Recent news that housing prices are beginning to rise after a six-year slump in certain cities, such as San Francisco and Seattle to Miami, makes for good headlines, but it does not mean this is a national event. Nor does it mean that home prices will appreciate any time soon to their pre-crash levels. It is this later event which should be of concern to any new home buyer.
–Housing has become the largest single financial asset among American families, especially among homeowners headed by the age group approaching retirement (usually age 55-64). However, the dramatic and historic decrease in housing values of approximately $400 billion between 2007 to mid-2008 has significantly altered the retirement plans of many Americans.
–Housing price increases cannot remain stable without a commensurate increase in real wage growth. If house prices increase without higher wages, it just means a new bubble has started. That is what happened from 2000 to 2006 when house prices rose by 100%, while incomes rose by only 2%, according to data cited in the book Aftershock, by David Wiedemer, Robert Wiedemer and Cindy Spitzer. And just as the authors state, home price increases in trendy cities like San Francisco or Miami are more of a danger signal when they happen in a flat economy, which is certainly what we have today.

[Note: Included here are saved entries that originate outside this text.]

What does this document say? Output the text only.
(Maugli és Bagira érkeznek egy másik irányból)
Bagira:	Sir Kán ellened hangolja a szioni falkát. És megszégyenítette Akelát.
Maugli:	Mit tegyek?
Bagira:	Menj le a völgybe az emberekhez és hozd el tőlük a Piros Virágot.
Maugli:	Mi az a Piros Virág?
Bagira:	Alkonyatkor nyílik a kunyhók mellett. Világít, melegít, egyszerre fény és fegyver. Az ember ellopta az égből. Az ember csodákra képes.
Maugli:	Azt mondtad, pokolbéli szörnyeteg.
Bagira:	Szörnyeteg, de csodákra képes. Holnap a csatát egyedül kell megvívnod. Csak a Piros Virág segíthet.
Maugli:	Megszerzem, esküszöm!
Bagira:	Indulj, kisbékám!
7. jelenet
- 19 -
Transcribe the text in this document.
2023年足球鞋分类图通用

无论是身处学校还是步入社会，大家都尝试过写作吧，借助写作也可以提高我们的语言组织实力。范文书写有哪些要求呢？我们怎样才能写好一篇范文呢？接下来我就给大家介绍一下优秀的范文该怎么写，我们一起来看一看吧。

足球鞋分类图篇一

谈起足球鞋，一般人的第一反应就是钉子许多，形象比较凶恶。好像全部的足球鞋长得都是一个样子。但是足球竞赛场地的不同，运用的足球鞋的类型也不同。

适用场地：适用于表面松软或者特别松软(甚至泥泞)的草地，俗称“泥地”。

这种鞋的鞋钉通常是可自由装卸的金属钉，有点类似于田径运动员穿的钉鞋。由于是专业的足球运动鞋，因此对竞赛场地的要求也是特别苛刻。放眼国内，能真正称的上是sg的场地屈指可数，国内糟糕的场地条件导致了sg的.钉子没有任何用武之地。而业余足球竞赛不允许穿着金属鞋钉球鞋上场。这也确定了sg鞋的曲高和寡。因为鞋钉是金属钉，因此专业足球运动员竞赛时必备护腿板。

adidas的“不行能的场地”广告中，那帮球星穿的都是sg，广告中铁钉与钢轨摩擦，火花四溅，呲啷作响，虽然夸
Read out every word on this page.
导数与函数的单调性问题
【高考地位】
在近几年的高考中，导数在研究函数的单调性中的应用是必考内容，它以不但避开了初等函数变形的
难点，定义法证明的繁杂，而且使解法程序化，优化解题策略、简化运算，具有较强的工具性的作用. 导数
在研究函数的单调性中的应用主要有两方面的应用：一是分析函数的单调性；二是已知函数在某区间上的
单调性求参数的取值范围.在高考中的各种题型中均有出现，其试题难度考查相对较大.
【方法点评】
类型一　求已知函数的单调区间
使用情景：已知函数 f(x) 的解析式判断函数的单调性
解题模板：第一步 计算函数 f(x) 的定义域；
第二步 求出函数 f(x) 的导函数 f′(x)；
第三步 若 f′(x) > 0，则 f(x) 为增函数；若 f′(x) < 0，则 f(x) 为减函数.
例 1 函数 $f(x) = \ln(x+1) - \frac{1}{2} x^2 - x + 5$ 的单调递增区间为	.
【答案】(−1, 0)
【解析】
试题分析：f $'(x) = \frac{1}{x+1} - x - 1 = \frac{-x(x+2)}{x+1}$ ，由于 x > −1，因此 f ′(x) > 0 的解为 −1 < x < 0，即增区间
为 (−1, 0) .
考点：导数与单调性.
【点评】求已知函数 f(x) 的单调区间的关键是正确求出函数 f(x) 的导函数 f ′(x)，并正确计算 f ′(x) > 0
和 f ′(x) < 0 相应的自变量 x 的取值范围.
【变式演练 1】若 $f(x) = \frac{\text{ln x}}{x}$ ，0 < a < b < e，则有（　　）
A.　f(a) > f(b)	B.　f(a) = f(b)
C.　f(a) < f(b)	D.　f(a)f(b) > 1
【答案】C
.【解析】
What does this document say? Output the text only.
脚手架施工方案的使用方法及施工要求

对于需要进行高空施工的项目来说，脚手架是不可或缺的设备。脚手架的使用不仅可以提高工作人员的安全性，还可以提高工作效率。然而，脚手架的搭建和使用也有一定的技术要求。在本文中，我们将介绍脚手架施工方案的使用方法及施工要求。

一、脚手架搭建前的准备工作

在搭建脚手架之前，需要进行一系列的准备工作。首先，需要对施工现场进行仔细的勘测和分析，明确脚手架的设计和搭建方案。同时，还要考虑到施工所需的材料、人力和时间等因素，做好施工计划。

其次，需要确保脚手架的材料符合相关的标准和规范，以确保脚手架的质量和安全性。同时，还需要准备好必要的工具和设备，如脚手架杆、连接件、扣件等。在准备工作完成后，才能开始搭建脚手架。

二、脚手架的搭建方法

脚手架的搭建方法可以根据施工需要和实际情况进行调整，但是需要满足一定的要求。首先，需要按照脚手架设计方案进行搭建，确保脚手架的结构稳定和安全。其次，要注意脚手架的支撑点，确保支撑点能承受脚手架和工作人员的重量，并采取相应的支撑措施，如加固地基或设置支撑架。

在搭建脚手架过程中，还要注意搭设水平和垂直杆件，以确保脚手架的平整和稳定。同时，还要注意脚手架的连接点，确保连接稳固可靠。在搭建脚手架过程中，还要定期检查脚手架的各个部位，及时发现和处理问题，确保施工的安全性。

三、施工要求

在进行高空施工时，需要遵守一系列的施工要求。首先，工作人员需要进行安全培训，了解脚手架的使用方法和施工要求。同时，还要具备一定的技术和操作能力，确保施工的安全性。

Nor can house prices increase until the household debt to income level decreases significantly, as this chart shows.
So rather than rejoice that home prices are rising, more astute people should wonder why they are rising if people are not making more money.
Negative Housing Prices, Negative Wealth Creation
This decrease in home prices has a compounding effect on diminishing individual wealth and is especially acute among people approaching retirement age who will now have to consider working longer.
The decrease in housing values is especially important since home ownership increases with age. As a result, older people rely more on their home equity as a source of wealth and as insurance against unforeseen negative life events, such as a serious illness or the death of a spouse.
The house price decline is more important since this loss cannot be quickly recovered through stock market gains, primarily because stock ownership is significantly less prevalent than home ownership. The decline is more important since home value appreciation typically occurs over decades, so recovering the equity that vanished will not be an overnight event.
To make matters worse, the time-to-recovery in home price declines is measured in a matter of years, not months. Without wage gain, and if he Republican plan to shift more health expenses to workers gets enacted, workers can forget about significant home price increase. This will happen simply because no one will have the extra money to put into a new home down payment and purchase.
Who Will You Sell the House to at a Profit?
This leads us to the other critical discussion that is not mentioned by advocates of the real estate recovery: Who will you sell your house to at a profit in five of 10 years?
That’s the key question which transforms a house from being a mere shelter to an investment. Now, there is nothing wrong with a houses being just a place to raise your family, but if Americans want to regain traction as a wealth-building nation, the house has to become an appreciating financial asset again. That means it has to appreciate in price to an extent that a new buyer can pay the new, higher price. For that to happen, their savings have to grow above the inflation rate.
But that simple assumption is threatened because real wages are not growing. Since 2007, wages have not grown. From 1973 until 2006, the average hourly wage as U.S. workers went from $18.90 to $21.34., according to the Economic Policy Institute. That translates into a meager 13% increase in 33 years, or abound 0.4% per year. If you factor in wages and benefits, the median worker’s pay package rose just 0.2% per year from 1983 to 1989. Even worse, if that is possible, from 2002 to 2007, worker compensation did not increase at all.
What this means is that the average worker’s pay has been stagnant since the 1970s, or about the time Ronald reign took office. (He was president from 1981to 1989, which is about the time when workers’ real wages began to stagnate.)
So when the media reports that housing “is on the rebound” and “moving higher,” take it with a grain of salt. Yes, the price of a house is more attractive because of the record-low interest rates, but that has nothing to do with the potential for home price appreciation, which is the primary engine behind rebuilding the huge amount of wealth that has been lost since the start of the great recession in mind-2007. For that to happen, real wages for most Americans has to increase.
But if the Republicans advance their plans to privatize Social Security into a fee-laden, limited investment offering that will become subject to increasing market volatility, your newly-privatized Social Security accounts will become the liquidity pool for the growing financial class. If that happens, your house will become just a shelter and never an investment. That’s one vision of the new America if real wages stagnate and Social Security is privatized.